Which is all the more reason to praise those brave souls for whom the 7th-inning stretch is an exit cue, for whom halftime is full time, for whom the two-minute warning remains just a rumor.
They -- we -- know that a big game is no excuse for staying until the end. On the contrary: The greater the spectacle, the worse the traffic. In the 1921 World Series between the Giants and the Yankees, contested entirely at the Polo Grounds, Babe Ruth was homerless through the first three games. By Game 4, the prospect of a Ruthian home run -- or worse still, a grand slam -- had grown so great that many literally couldn't wait to see it. "Hundreds of fans who have attended all the games of the Series, hoping to be present when Ruth hit a home run, were out of the park when the Bambino connected for four bases in the ninth yesterday," went one eyewitness account of Game 4, published in the St. Petersburg Evening Independent. "They had left early to avoid the crush."
Two years later, when the same two teams played in the World Series, in the same ballpark, again in Game 4, the Polo Grounds witnessed the largest crowd in its history, of 46,302. In such a multitude, human nature took over: The exits were opened in the top of the eighth "to accommodate the crowd leaving early."

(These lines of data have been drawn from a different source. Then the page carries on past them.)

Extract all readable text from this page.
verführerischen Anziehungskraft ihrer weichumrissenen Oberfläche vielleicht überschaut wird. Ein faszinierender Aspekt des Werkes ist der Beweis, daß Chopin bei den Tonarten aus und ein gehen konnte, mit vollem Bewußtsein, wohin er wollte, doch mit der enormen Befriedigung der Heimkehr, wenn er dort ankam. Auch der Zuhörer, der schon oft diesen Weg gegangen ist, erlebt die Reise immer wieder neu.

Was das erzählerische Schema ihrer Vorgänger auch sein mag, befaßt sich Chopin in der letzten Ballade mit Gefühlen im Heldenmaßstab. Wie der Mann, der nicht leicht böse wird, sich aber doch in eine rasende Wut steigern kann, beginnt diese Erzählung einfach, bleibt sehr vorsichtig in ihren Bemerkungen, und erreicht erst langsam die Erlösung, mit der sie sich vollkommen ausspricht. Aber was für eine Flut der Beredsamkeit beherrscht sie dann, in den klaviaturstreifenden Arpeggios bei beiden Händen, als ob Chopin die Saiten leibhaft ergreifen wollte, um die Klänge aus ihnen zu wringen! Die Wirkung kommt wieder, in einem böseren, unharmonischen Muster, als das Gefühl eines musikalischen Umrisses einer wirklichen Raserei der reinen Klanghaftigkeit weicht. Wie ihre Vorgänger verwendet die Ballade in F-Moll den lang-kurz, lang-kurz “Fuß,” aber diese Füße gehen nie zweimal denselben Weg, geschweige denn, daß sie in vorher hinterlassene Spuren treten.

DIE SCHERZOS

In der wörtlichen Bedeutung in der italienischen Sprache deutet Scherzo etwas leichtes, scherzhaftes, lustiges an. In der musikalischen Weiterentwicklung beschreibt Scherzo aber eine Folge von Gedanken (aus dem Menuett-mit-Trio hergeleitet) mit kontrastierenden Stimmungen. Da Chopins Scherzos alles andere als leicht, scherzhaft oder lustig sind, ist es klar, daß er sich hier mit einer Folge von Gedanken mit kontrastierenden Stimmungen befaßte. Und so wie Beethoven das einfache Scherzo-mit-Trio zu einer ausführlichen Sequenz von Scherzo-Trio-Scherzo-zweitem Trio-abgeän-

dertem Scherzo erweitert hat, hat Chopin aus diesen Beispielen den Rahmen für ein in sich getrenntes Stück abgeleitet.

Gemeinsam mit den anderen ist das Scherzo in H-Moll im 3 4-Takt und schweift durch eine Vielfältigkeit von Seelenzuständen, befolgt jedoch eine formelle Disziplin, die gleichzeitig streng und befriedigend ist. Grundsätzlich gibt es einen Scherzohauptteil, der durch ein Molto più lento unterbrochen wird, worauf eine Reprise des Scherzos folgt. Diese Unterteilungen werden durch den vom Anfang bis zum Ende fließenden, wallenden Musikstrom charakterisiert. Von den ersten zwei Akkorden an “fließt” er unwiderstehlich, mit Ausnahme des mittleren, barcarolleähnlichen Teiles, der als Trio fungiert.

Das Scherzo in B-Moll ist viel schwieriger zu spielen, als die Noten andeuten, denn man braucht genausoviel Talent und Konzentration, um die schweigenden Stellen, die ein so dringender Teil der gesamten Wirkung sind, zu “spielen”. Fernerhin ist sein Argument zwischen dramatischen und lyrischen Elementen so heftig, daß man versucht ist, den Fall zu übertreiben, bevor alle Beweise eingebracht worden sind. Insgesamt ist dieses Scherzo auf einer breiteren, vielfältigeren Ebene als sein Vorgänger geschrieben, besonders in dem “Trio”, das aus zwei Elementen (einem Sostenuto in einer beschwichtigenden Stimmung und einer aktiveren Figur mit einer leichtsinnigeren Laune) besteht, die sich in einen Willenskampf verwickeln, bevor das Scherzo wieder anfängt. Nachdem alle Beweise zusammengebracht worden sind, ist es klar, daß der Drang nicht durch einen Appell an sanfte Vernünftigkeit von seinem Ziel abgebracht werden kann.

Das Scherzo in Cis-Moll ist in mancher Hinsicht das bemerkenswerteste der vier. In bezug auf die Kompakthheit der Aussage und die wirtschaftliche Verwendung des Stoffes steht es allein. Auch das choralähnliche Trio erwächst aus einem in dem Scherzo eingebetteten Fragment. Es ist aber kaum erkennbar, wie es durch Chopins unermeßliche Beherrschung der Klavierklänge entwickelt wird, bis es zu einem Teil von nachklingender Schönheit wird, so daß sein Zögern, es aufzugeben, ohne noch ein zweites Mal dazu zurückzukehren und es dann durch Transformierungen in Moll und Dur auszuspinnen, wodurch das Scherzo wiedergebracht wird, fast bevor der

As a spectator, I have tried to honor these fans who went before me by leaving games early whenever possible -- which is to say, whenever professional commitment didn't require me to stay late. And even then, traffic was beaten, simply by waiting it out. (It's a form of vehicular rope-a-dope that can also be achieved by postgame tailgating.)
No one has gone undefeated against traffic. It's not always possible to beat it. My only memory of my one visit to the Indianapolis 500: Spending hours in traffic after watching traffic for hours.

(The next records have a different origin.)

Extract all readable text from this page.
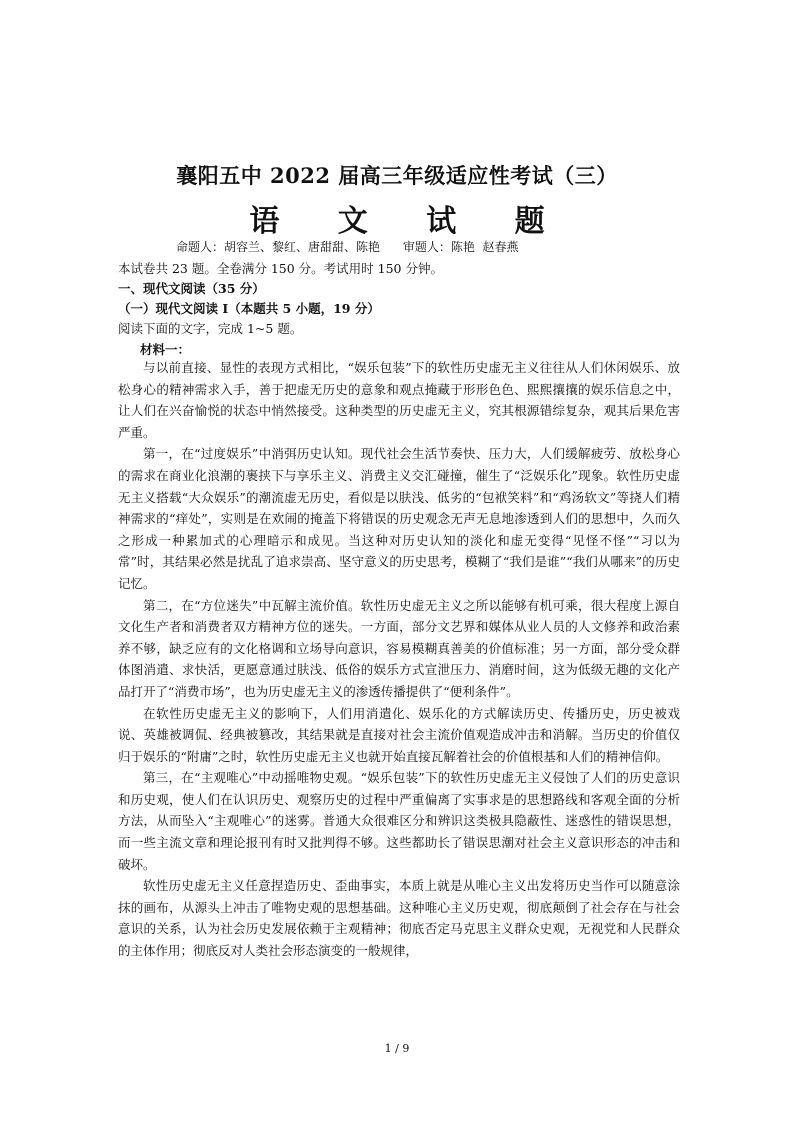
襄阳五中 2022 届高三年级适应性考试（三）
语 文 试 题
命题人：胡容兰、黎红、唐甜甜、陈艳      审题人：陈艳  赵春燕
本试卷共 23 题。全卷满分 150 分。考试用时 150 分钟。
一、现代文阅读（35 分）
（一）现代文阅读 I（本题共 5 小题，19 分）
阅读下面的文字，完成 1~5 题。
材料一：

与以前直接、显性的表现方式相比，“娱乐包装”下的软性历史虚无主义往往从人们休闲娱乐、放松身心的精神需求入手，善于把虚无历史的意象和观点掩藏于形形色色、熙熙攘攘的娱乐信息之中，让人们在兴奋愉悦的状态中悄然接受。这种类型的历史虚无主义，究其根源错综复杂，观其后果危害严重。

第一，在“过度娱乐”中消弭历史认知。现代社会生活节奏快、压力大，人们缓解疲劳、放松身心的需求在商业化浪潮的裹挟下与享乐主义、消费主义交汇碰撞，催生了“泛娱乐化”现象。软性历史虚无主义搭载“大众娱乐”的潮流虚无历史，看似是以肤浅、低劣的“包袱笑料”和“鸡汤软文”等挠人们精神需求的“痒处”，实则是在欢闹的掩盖下将错误的历史观念无声无息地渗透到人们的思想中，久而久之形成一种累加式的心理暗示和成见。当这种对历史认知的淡化和虚无变得“见怪不怪”“习以为常”时，其结果必然是扰乱了追求崇高、坚守意义的历史思考，模糊了“我们是谁”“我们从哪来”的历史记忆。

第二，在“方位迷失”中瓦解主流价值。软性历史虚无主义之所以能够有机可乘，很大程度上源自文化生产者和消费者双方精神方位的迷失。一方面，部分文艺界和媒体从业人员的人文修养和政治素养不够，缺乏应有的文化格调和立场导向意识，容易模糊真善美的价值标准；另一方面，部分受众群体图消遣、求快活，更愿意通过肤浅、低俗的娱乐方式宣泄压力、消磨时间，这为低级无趣的文化产品打开了“消费市场”，也为历史虚无主义的渗透传播提供了“便利条件”。

在软性历史虚无主义的影响下，人们用消遣化、娱乐化的方式解读历史、传播历史，历史被戏说、英雄被调侃、经典被篡改，其结果就是直接对社会主流价值观造成冲击和消解。当历史的价值仅归于娱乐的“附庸”之时，软性历史虚无主义也就开始直接瓦解着社会的价值根基和人们的精神信仰。

第三，在“主观唯心”中动摇唯物史观。“娱乐包装”下的软性历史虚无主义侵蚀了人们的历史意识和历史观，使人们在认识历史、观察历史的过程中严重偏离了实事求是的思想路线和客观全面的分析方法，从而坠入“主观唯心”的迷雾。普通大众很难区分和辨识这类极具隐蔽性、迷惑性的错误思想，而一些主流文章和理论报刊有时又批判得不够。这些都助长了错误思潮对社会主义意识形态的冲击和破坏。

软性历史虚无主义任意捏造历史、歪曲事实，本质上就是从唯心主义出发将历史当作可以随意涂抹的画布，从源头上冲击了唯物史观的思想基础。这种唯心主义历史观，彻底颠倒了社会存在与社会意识的关系，认为社会历史发展依赖于主观精神；彻底否定马克思主义群众史观，无视党和人民群众的主体作用；彻底反对人类社会形态演变的一般规律，

1 / 9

But we should at least fight the good fight. One foolproof way to beat the traffic is to never go in the first place. I watched Muhammad Ali light the flame in the Opening Ceremonies of the 1996 Olympics from a hotel room in Atlanta, a few miles away, having declined a ticket on automotive grounds.
I came late to leaving early -- it wasn't until my 30s that I became comfortable doing so -- but the instinct to avoid traffic was instilled at a young age, by a father who left for work before dawn and returned after the evening rush hour. Family vacations involved being shaken awake in the middle of the night, then bundled into a car, as in an abduction, in an eternal effort to beat the traffic.

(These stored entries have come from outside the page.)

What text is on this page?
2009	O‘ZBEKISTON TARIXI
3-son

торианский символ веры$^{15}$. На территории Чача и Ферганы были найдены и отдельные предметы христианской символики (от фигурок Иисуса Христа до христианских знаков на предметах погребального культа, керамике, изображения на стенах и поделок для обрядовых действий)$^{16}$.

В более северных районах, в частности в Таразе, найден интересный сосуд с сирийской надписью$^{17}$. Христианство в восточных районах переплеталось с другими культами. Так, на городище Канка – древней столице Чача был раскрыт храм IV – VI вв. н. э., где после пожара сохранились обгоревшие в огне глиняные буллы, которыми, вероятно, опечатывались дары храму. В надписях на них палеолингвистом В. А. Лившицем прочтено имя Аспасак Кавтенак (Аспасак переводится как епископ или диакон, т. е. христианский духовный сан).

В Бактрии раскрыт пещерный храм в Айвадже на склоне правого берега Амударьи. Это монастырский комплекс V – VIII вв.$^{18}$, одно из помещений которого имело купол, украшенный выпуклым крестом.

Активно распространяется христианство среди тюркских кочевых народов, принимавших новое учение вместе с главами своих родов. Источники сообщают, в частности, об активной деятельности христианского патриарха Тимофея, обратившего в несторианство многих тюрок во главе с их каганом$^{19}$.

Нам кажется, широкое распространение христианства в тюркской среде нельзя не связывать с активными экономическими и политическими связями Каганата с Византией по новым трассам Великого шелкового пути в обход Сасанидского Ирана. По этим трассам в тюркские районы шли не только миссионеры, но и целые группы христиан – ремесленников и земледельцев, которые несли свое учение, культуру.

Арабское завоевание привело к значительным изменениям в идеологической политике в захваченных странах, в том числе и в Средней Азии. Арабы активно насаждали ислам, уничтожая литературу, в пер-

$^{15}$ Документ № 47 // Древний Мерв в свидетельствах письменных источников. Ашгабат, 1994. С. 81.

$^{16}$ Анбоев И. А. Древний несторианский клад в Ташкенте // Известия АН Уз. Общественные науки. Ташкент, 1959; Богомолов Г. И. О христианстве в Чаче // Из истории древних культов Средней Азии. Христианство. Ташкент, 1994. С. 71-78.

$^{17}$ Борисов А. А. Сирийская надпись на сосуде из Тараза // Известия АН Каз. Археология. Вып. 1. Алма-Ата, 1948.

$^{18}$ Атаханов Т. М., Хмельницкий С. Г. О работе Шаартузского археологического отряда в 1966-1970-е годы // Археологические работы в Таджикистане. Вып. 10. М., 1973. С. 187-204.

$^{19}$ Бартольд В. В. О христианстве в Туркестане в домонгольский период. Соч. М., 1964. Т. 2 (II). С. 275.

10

And so my patron saint is Phil Rizzuto -- Saint Scooter of Hillside -- who liked to leave Yankee games early, even though he was broadcasting them on WPIX, so that he could beat the traffic across the George Washington Bridge and get home to Hillside, N.J.
I think of him fondly every time I see red taillights receding into the night, away from the stadium lights. Don't menace those courageous motorists. They're upholding an honorable tradition, born out of gridlock.